Hi there, how are you doing?

I’m currently practicing what I learned in Lesson 13. I built and trained a CNN for ImageNette set. I applied pooling and batch normalization to it. Here are my model and result (20 epochs with max_lr = 0.01). I used 1cycle for the training.

I noticed that the result/accuracy seems to be around 80% at max. This is different from the one in Lesson 13 with MNIST dataset. The model in that lesson did not use batch normalization but was able to get 98% accuracy with just 1 epoch training.

Is it accurate to say that my model performed worse because the dataset I’m working with is more complex (color image with different object compared to just BW image of numbers of MNIST)?

Or is my model not well built and it is missing something?
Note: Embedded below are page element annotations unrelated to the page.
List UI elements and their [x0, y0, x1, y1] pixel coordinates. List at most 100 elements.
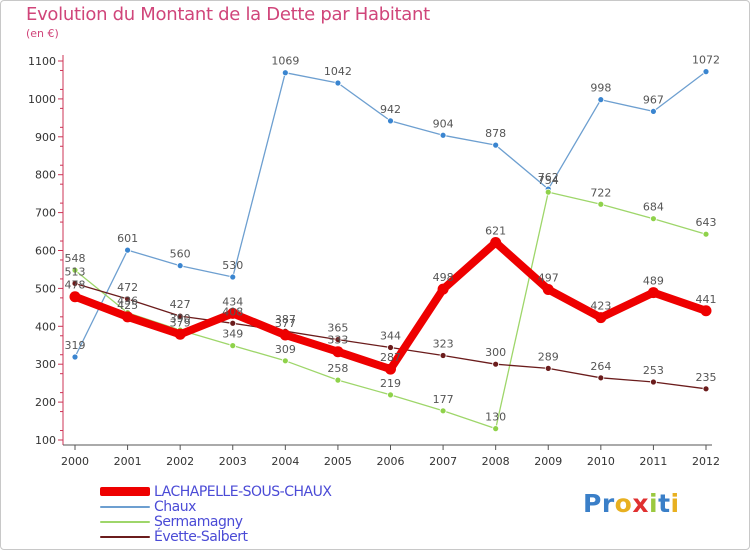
y-tick-label: 700	[35, 207, 56, 220]
data-label-chaux: 1042	[324, 65, 352, 78]
data-label-evette: 323	[433, 337, 454, 350]
data-point-sermamagny	[281, 357, 289, 365]
data-point-lachapelle	[647, 287, 659, 299]
logo-letter: o	[614, 489, 633, 518]
x-tick-label: 2008	[482, 455, 510, 468]
data-label-chaux: 998	[590, 82, 611, 95]
data-label-lachapelle: 425	[117, 299, 138, 312]
data-label-chaux: 1069	[271, 55, 299, 68]
legend-swatch-evette	[100, 535, 150, 538]
proxiti-logo: Proxiti	[583, 489, 680, 518]
data-point-evette	[544, 364, 552, 372]
data-point-chaux	[71, 353, 79, 361]
data-point-sermamagny	[492, 425, 500, 433]
data-label-lachapelle: 478	[65, 279, 86, 292]
data-label-lachapelle: 333	[327, 334, 348, 347]
y-tick-label: 400	[35, 320, 56, 333]
data-point-evette	[702, 385, 710, 393]
data-point-lachapelle	[490, 237, 502, 249]
data-point-chaux	[176, 262, 184, 270]
logo-letter: P	[583, 489, 602, 518]
legend-label-chaux: Chaux	[154, 498, 196, 515]
data-point-lachapelle	[122, 311, 134, 323]
data-point-evette	[229, 319, 237, 327]
data-point-lachapelle	[595, 312, 607, 324]
data-label-sermamagny: 177	[433, 393, 454, 406]
data-label-chaux: 762	[538, 171, 559, 184]
x-tick-label: 2005	[324, 455, 352, 468]
data-label-lachapelle: 621	[485, 225, 506, 238]
data-label-evette: 264	[590, 360, 611, 373]
x-tick-label: 2000	[61, 455, 89, 468]
data-label-lachapelle: 498	[433, 271, 454, 284]
y-tick-label: 900	[35, 131, 56, 144]
data-point-sermamagny	[387, 391, 394, 399]
data-point-evette	[597, 374, 605, 382]
legend-label-evette: Évette-Salbert	[154, 528, 248, 545]
data-label-chaux: 1072	[692, 54, 720, 67]
data-label-sermamagny: 436	[117, 295, 138, 308]
data-label-evette: 289	[538, 350, 559, 363]
legend-item-evette[interactable]: Évette-Salbert	[100, 529, 331, 544]
data-point-lachapelle	[279, 329, 291, 341]
x-tick-label: 2007	[429, 455, 457, 468]
data-label-chaux: 967	[643, 93, 664, 106]
data-label-evette: 344	[380, 330, 401, 343]
data-point-chaux	[702, 68, 710, 76]
data-point-lachapelle	[332, 346, 344, 358]
x-tick-label: 2001	[114, 455, 142, 468]
data-label-chaux: 560	[170, 248, 191, 261]
data-label-evette: 365	[327, 322, 348, 335]
y-tick-label: 500	[35, 282, 56, 295]
chart-subtitle: (en €)	[26, 27, 59, 40]
data-label-evette: 253	[643, 364, 664, 377]
data-label-evette: 300	[485, 346, 506, 359]
data-point-chaux	[650, 108, 657, 115]
data-label-sermamagny: 219	[380, 377, 401, 390]
logo-letter: r	[601, 489, 615, 518]
legend-item-sermamagny[interactable]: Sermamagny	[100, 514, 331, 529]
data-label-sermamagny: 309	[275, 343, 296, 356]
data-point-evette	[492, 360, 500, 368]
legend-item-lachapelle[interactable]: LACHAPELLE-SOUS-CHAUX	[100, 484, 332, 499]
data-point-lachapelle	[437, 283, 449, 295]
x-tick-label: 2003	[219, 455, 247, 468]
legend-swatch-lachapelle	[100, 487, 150, 496]
data-point-sermamagny	[71, 266, 79, 274]
data-point-lachapelle	[385, 363, 396, 375]
data-label-sermamagny: 643	[696, 216, 717, 229]
y-tick-label: 300	[35, 358, 56, 371]
data-label-chaux: 530	[222, 259, 243, 272]
data-point-evette	[71, 280, 79, 287]
data-label-chaux: 601	[117, 232, 138, 245]
data-point-lachapelle	[174, 328, 186, 340]
logo-letter: t	[658, 489, 671, 518]
data-point-evette	[334, 336, 342, 343]
legend-item-chaux[interactable]: Chaux	[100, 499, 331, 514]
data-point-chaux	[334, 79, 342, 87]
legend-label-sermamagny: Sermamagny	[154, 513, 243, 530]
data-label-sermamagny: 130	[485, 411, 506, 424]
data-point-lachapelle	[542, 284, 554, 296]
data-point-sermamagny	[544, 188, 552, 196]
data-label-sermamagny: 722	[590, 186, 611, 199]
chart-title: Evolution du Montant de la Dette par Hab…	[26, 4, 430, 25]
x-tick-label: 2002	[166, 455, 194, 468]
y-tick-label: 1100	[28, 55, 56, 68]
data-point-evette	[124, 295, 131, 303]
logo-letter: x	[632, 489, 649, 518]
data-label-sermamagny: 349	[222, 328, 243, 341]
data-point-evette	[387, 344, 394, 351]
data-point-sermamagny	[334, 376, 342, 384]
data-label-lachapelle: 434	[222, 295, 243, 308]
data-label-chaux: 319	[65, 339, 86, 352]
data-point-evette	[176, 312, 184, 320]
data-label-chaux: 942	[380, 103, 401, 116]
data-label-evette: 427	[170, 298, 191, 311]
data-label-evette: 513	[65, 265, 86, 278]
data-point-sermamagny	[229, 342, 237, 350]
x-tick-label: 2006	[377, 455, 405, 468]
y-tick-label: 100	[35, 434, 56, 447]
I could not get the result to go above 80% even with batch normalization.

I hope you could help me with this.

Thank you

cinnabun · January 15, 2023, 4:20am

Hello, Toan
Have you tried playing around with the learning rate? Overfitting seems like a possibility. Additionally, could you have applied your normalization to the training set but not the test set? Those seems like the two possibilities that immediately come to mind.

Perhaps this thread on stackexchange will help? It seems similar to what you’re experiencing, although your validation loss seems to be randomly fluctuating instead of going up.
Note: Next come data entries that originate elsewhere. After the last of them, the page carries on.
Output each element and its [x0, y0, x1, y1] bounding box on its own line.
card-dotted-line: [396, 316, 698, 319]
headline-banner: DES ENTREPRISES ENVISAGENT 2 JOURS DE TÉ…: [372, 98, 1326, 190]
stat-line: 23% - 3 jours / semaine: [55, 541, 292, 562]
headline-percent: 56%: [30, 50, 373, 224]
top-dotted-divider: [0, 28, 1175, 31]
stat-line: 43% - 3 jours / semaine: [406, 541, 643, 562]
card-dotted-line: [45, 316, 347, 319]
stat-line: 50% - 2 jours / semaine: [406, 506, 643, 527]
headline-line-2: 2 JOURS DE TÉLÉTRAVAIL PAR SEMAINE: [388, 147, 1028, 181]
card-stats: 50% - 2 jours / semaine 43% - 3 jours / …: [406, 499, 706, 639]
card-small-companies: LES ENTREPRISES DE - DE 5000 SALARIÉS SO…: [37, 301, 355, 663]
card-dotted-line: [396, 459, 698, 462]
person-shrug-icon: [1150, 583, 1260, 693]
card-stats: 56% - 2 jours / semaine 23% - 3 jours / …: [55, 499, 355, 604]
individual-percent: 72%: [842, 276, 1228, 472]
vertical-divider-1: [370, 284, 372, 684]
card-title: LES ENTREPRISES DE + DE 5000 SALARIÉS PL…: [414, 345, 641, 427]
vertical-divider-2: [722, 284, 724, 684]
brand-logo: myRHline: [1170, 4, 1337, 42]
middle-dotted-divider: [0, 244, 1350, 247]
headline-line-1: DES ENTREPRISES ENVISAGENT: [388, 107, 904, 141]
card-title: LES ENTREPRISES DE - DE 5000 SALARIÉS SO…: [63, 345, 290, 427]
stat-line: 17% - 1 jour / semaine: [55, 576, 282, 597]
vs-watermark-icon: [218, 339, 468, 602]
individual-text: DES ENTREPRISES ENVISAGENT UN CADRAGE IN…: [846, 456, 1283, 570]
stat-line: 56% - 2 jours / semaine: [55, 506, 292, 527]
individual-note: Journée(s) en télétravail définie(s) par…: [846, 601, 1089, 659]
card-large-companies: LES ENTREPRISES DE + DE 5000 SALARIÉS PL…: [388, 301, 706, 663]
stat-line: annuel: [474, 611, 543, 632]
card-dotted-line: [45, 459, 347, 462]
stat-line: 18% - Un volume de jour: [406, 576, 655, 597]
toannguyen · January 16, 2023, 2:38pm

Good morning, how are you doing?

Thank you for helping me.

As you pointed out, it seems that I have an overfitting case here. I’m not sure why. I did not use any normalization method for my data (expect batchnorm for layer’s input).

toannguyen · January 16, 2023, 9:57pm

My apologies if this bothers you. I just hope to hear more of your thoughts regarding my case.

Following your advises (overfitting issue and playing around with learning rate), I have tested my model with different techniques like Label Smotthing, Mix Up, Data Normalization and different learning rate. All of them helps the training to converge faster (especially with data normalization). But the result seemed to be maxed at only 82%.

I decided to increase my model’s size (from 2 millions parameters to 182 millions). My assumption is that bigger model could potentially make better predictions. But the result still capped around 81% after 50 epochs.

I’m not sure what I did wrong in this.